To evaluate the differences between C–H bonds, we calculated the hypothesized minima and maxima en route to C–F bond formation for primary, secondary, and tertiary substrates (Fig. 1). To begin, we defined the start of the pathway with the fluoroamides as octahedral, high-spin Fe(OTf)2-DME complex (I).[18] Ligand dissociation results in the loss of DME to form II which is 7.2 kcal mol−1 higher in energy relative to I. This ligand loss opens a coordination site that allows Fe to enter the catalytic cycle via F-abstraction from the fluoroamides. This proceeds with a barrier (II-TS) of ∼25 kcal mol−1 for all systems to form the corresponding N-based radical (III). This new N-based radical is generally about −10 kcal mol−1 from the starting materials. The 1,5-HAT proceeds through a six-membered transition state (III-TS) with 16.4, 12.6, and 9.7 kcal mol−1 barriers for primary, secondary, and tertiary substrates, respectively. This abstraction forms the corresponding C-based radicals (IV) that were −15.0, −19.9 and −22.4 kcal mol−1 relative to the starting materials for primary, secondary, and tertiary substrates, respectively. A barrierless transition allows for the abstraction of fluorine from Fe(iii)-fluoride to simultaneously furnish the products (V) and regenerate catalyst II. Interestingly, this transition seems to proceed with an intermolecular electron-transfer from the alkyl radicals to the Fe(iii) center. The overall process is highly exergonic at −53.7, −58.6, and −61.9 kcal mol−1 for primary, secondary, and tertiary substrates, respectively. We attribute the low yields for the tertiary example to rapid oxidation of the carbon radical, likely by Fe(iii), that forms a tertiary carbocation and leads to unwanted side reactions. The turnover-limiting step is the N–F abstraction by Fe (II-TS).

Fig. 1

Computed relative Gibb's free energies for intermediates and transition-states along the reaction pathway (uM06/cc-pVTZ(-f)-LACV3P**//uM06/LACVP** level of theory).

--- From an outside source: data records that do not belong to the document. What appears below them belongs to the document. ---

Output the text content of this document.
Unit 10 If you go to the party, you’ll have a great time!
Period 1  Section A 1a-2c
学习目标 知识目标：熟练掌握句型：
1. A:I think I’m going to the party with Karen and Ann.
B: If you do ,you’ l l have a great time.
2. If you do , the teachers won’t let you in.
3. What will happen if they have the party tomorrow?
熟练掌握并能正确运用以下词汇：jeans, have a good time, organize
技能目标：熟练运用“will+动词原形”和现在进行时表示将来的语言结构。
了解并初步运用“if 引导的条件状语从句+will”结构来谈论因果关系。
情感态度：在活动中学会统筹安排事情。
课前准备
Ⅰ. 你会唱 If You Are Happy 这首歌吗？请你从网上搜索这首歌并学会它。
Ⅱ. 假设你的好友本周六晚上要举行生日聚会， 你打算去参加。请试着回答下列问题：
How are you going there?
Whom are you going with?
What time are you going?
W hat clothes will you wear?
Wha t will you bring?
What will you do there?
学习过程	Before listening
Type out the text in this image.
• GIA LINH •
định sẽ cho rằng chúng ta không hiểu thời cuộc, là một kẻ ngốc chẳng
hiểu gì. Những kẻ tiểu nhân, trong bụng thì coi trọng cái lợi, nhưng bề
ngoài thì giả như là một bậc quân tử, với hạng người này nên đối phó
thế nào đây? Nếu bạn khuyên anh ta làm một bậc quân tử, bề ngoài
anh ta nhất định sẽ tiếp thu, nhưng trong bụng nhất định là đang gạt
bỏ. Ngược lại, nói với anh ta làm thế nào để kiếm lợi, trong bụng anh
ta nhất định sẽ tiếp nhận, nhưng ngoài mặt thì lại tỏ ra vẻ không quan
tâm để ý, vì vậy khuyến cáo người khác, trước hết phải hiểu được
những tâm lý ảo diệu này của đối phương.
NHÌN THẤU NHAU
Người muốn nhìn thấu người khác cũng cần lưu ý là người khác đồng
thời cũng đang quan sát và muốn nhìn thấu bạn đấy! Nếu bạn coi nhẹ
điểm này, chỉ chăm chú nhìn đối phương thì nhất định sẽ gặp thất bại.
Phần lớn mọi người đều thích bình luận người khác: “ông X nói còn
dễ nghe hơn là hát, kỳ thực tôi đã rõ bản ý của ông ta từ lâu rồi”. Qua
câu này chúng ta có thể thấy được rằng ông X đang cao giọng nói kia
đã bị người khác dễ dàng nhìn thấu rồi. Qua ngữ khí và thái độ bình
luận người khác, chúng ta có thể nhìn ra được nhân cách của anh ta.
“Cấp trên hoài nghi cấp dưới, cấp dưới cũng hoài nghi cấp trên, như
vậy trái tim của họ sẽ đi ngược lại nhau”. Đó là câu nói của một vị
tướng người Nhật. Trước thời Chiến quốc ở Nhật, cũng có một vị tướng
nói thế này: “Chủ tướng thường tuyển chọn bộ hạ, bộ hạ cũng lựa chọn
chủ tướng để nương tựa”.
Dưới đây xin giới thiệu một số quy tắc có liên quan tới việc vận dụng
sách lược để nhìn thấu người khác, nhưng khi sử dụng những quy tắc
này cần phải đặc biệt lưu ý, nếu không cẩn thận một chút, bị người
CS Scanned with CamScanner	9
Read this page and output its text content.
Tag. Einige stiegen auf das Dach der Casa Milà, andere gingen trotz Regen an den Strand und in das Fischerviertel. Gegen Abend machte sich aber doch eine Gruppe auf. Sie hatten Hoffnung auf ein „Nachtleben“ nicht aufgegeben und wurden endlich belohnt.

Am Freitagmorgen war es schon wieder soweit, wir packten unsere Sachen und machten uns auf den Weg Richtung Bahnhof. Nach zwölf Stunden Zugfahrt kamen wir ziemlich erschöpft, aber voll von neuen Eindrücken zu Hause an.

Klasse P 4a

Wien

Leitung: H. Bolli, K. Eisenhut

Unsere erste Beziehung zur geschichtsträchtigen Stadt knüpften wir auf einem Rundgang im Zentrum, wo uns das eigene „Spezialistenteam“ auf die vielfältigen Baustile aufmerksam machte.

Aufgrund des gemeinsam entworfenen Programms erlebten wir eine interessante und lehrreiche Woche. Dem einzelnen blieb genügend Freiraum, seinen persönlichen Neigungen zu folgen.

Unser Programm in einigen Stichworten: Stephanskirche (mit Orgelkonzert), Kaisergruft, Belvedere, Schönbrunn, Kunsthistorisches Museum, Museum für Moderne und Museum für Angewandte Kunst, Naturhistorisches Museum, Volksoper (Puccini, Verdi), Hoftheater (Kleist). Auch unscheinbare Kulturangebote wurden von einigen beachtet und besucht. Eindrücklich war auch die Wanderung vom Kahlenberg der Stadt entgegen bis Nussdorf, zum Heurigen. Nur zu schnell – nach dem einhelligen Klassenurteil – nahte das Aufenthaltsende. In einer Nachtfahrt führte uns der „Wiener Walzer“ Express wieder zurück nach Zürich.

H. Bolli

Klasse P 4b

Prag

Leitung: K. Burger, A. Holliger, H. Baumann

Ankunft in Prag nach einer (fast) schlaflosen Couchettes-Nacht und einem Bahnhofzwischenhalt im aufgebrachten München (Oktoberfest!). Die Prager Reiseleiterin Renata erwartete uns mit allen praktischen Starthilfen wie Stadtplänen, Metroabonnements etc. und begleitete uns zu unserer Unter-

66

An alternative pathway, related to the classic HLF reaction,[19] would involve radical chain propagation. Although unlikely, we also evaluated this pathway computationally (Fig. 1). Consistent with our previous report,[18] this process proceeds with an unfavorably high barrier of 30.0, 28.1, and 26.8 kcal mol−1 for primary, secondary, and tertiary substrates, respectively. Hence, this process cannot compete with the barrierless delivery of fluorine from the Fe(iii) fluoride species.

In conclusion, we leveraged critical computational insights to enable the use of simple amines as a building block for the directed fluorination of C–H bonds. The reaction targets unactivated Csp3–H bonds site selectively regardless of bond strength. The reaction proceeds under mild iron catalysis that allows broad functional-group compatibility and provides access to unique fluorinated motifs. Moreover, we identified fluoroamides as surprisingly stable functional groups with likely implications for biology and materials. Mechanistic evaluation of fluorine transfer with DFT provided a detailed reaction coordinate that explains the observed reactivity. The overall reaction and mechanistic insights should provide chemists a more predictable approach to site-selective fluorination of C–H bonds.

Conflicts of interest

The authors declare no conflicts of interest.